Born in rural east Tennessee, Enoch Lloyd Branson was a child prodigy whose early promise led to study at the University of Tennessee beginning in 1870 and later instruction at the National Academy of Design, where he was awarded the school’s highest honors in the antique school of drawing. With funds from that prize, Branson made a study tour of Europe in 1875–1876. A subsequent European sojourn led to the exhibition of the artist’s historical genre paintings at the Paris Exposition of 1878. Branson’s advanced training and European experiences exposed him to national and international trends in the art world far surpassing that of many of his Southern contemporaries. 

Upon his return from Europe, Branson formed a partnership with the Knoxville photographer Frank McCrary, with whom he won a first prize for their entry in the Chicago World’s Fair in 1893. After the turn of the century, he began painting portraits of prominent figures on a commission basis, works that were deeply influenced by photography—the subjects set against dark backgrounds and posed as though gazing at a lens.
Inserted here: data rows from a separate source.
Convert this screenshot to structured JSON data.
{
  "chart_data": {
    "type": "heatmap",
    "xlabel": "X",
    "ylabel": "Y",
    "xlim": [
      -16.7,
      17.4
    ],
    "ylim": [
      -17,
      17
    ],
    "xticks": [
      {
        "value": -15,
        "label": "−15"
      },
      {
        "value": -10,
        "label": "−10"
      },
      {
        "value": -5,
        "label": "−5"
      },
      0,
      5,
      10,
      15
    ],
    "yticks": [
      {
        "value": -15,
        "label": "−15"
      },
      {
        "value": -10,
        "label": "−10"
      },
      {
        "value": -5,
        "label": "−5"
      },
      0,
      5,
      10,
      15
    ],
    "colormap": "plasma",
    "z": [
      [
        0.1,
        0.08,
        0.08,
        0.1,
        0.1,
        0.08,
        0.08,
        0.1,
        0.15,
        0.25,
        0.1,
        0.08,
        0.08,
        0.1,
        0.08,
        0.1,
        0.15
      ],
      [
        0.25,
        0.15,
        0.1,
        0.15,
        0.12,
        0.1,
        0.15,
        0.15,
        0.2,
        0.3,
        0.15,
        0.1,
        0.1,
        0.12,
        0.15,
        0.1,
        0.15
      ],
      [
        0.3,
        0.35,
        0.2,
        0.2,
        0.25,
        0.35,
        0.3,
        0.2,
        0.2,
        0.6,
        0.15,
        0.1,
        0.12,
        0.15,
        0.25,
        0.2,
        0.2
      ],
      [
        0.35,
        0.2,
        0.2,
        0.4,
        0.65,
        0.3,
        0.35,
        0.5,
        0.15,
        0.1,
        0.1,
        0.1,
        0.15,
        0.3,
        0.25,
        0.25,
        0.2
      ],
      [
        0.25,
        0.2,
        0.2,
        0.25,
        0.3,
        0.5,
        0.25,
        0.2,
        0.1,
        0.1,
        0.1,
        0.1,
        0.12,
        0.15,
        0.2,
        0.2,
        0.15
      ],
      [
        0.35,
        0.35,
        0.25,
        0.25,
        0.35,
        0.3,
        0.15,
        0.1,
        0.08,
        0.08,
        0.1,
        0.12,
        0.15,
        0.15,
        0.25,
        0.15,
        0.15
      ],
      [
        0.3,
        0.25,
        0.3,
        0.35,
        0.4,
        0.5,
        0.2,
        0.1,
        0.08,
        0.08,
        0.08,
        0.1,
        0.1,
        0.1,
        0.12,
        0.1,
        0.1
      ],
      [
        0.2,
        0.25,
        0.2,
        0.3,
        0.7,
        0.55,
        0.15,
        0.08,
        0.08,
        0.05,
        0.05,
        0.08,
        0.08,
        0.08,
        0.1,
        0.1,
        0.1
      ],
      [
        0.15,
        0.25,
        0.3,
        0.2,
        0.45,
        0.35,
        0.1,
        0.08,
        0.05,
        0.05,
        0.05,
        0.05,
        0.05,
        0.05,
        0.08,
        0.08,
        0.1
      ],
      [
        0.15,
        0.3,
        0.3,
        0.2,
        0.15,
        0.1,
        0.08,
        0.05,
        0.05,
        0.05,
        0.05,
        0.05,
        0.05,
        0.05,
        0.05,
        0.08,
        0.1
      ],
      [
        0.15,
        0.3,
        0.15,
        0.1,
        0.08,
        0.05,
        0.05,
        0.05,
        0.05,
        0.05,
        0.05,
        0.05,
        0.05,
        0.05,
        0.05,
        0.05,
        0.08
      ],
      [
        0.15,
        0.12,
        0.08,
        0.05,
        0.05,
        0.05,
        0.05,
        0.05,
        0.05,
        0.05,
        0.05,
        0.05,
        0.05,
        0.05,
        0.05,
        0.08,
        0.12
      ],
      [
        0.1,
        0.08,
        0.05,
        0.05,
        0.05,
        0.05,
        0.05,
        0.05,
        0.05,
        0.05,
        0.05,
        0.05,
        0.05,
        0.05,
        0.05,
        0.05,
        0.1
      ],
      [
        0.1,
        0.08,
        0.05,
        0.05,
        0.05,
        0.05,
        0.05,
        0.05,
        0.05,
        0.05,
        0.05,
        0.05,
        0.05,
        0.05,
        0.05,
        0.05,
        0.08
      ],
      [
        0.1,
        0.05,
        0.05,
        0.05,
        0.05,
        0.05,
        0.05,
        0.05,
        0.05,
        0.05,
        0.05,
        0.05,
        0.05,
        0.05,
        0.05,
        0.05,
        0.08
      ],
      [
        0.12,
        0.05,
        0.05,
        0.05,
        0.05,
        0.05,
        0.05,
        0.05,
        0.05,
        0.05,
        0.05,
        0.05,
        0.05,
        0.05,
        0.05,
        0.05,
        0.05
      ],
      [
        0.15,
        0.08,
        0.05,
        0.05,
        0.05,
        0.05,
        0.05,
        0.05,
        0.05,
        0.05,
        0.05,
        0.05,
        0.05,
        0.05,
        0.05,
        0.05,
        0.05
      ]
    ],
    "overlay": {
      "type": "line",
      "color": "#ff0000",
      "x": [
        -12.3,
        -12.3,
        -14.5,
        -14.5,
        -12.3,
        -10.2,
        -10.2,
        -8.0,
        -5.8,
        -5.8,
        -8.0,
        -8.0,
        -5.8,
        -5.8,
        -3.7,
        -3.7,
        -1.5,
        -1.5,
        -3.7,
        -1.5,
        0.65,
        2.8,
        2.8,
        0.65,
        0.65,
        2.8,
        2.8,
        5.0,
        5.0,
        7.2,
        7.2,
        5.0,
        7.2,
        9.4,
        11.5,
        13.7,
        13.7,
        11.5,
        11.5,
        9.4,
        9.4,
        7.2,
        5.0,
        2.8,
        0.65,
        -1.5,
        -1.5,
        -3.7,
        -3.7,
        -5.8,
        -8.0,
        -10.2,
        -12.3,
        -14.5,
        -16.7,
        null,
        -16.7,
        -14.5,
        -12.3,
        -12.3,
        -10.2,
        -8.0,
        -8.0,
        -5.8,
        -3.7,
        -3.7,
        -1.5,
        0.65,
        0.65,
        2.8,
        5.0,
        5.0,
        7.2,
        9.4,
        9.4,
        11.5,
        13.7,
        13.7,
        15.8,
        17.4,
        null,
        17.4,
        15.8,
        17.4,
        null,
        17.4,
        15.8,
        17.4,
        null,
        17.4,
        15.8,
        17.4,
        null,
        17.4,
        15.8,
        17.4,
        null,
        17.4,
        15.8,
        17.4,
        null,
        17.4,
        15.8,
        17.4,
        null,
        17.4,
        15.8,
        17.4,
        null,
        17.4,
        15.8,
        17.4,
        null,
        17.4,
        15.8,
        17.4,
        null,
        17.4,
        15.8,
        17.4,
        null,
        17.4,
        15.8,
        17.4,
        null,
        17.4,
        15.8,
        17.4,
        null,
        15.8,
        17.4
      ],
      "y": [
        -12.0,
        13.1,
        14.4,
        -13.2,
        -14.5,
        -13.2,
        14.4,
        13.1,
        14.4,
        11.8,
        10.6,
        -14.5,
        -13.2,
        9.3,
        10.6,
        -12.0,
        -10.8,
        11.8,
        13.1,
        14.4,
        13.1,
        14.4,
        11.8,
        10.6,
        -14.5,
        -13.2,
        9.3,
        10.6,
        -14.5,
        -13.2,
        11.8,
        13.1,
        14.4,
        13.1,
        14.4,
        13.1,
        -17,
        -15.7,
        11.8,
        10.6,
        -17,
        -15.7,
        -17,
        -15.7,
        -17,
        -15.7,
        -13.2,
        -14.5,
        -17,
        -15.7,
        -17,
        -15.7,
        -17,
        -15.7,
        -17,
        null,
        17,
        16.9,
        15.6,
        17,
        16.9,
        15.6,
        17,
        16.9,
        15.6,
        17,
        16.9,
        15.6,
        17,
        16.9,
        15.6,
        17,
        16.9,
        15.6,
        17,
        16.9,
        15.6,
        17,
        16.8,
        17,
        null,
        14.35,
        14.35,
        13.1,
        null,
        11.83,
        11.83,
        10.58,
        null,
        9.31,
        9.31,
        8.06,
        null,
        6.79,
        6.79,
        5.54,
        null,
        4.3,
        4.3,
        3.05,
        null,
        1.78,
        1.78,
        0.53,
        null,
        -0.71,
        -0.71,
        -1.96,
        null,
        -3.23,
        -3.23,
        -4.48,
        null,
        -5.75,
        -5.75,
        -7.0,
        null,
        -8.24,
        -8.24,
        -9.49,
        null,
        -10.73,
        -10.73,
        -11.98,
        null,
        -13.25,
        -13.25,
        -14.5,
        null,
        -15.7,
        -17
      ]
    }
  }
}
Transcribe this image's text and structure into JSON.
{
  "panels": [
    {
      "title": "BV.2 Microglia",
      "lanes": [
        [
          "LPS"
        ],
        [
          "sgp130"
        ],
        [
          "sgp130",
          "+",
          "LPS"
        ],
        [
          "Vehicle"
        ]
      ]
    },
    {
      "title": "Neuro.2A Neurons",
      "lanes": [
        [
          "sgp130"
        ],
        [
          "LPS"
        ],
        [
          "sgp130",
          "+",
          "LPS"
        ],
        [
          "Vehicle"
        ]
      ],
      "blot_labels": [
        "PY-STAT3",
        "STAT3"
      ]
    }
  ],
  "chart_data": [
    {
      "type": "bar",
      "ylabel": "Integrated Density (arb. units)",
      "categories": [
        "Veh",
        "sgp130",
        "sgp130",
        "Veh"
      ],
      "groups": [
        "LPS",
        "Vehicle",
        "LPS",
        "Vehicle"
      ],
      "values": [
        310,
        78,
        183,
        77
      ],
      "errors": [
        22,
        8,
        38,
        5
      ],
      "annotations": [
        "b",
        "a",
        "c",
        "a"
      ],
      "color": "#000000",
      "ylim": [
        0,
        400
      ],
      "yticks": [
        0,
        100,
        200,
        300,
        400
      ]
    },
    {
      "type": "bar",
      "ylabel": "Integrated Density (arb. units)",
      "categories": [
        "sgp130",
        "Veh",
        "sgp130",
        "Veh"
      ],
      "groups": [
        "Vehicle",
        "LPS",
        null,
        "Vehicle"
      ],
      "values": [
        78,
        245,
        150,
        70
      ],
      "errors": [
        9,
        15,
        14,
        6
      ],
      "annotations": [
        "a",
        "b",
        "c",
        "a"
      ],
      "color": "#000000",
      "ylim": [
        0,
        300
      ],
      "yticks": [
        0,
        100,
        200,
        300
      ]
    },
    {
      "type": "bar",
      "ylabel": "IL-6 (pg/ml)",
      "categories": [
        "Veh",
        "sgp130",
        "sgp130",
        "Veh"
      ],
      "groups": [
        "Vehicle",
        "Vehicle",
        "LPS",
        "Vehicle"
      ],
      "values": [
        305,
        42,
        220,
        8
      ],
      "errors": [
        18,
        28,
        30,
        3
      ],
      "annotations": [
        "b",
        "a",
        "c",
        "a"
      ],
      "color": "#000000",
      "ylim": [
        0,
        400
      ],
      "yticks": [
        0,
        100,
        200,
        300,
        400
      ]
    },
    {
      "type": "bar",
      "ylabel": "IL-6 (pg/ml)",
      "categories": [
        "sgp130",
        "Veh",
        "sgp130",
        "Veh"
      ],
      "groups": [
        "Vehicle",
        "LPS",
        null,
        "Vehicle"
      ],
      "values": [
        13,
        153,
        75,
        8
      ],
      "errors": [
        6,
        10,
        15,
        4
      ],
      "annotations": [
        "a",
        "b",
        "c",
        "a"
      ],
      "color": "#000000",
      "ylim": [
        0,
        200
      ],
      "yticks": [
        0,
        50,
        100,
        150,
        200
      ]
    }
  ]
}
It was also around this time that Branson executed a series of monumental paintings depicting specific events in the history of rural free mail delivery. At least four of these works, some as large as six by eight feet and characterized by the grainy texture and tonalist color values of American art in the Barbizon mood, survive in the collection of the Smithsonian National Postal Museum. Another large work, The Battle of King’s Mountain, was destroyed by fire in 1916. Widely admired locally, the painting was one of a series of historical genre works which also included United States Barracks at Knoxville and Gathering of the Overmountain Men at Sycamore Shoals.

Active in Knoxville art groups, Branson offered art lessons and nurtured the careers of several local artists, including Beauford Delaney, Ida Crawley, and Catherine Wiley whose works are also represented in the Johnson Collection. As Tennessee’s most famous artist, he was commissioned in 1924 to paint the state’s legendary hero, Sergeant Alvin Cullum York, one of the most decorated soldiers in World War I. Still Life with Peaches is unique in the artist’s oeuvre and especially demonstrative of his painterly skills. In it, Branson focuses upon the spontaneous spilling of fresh fruit from a rough hewn basket, a display enhanced by closely applied color and a strong sense of texture.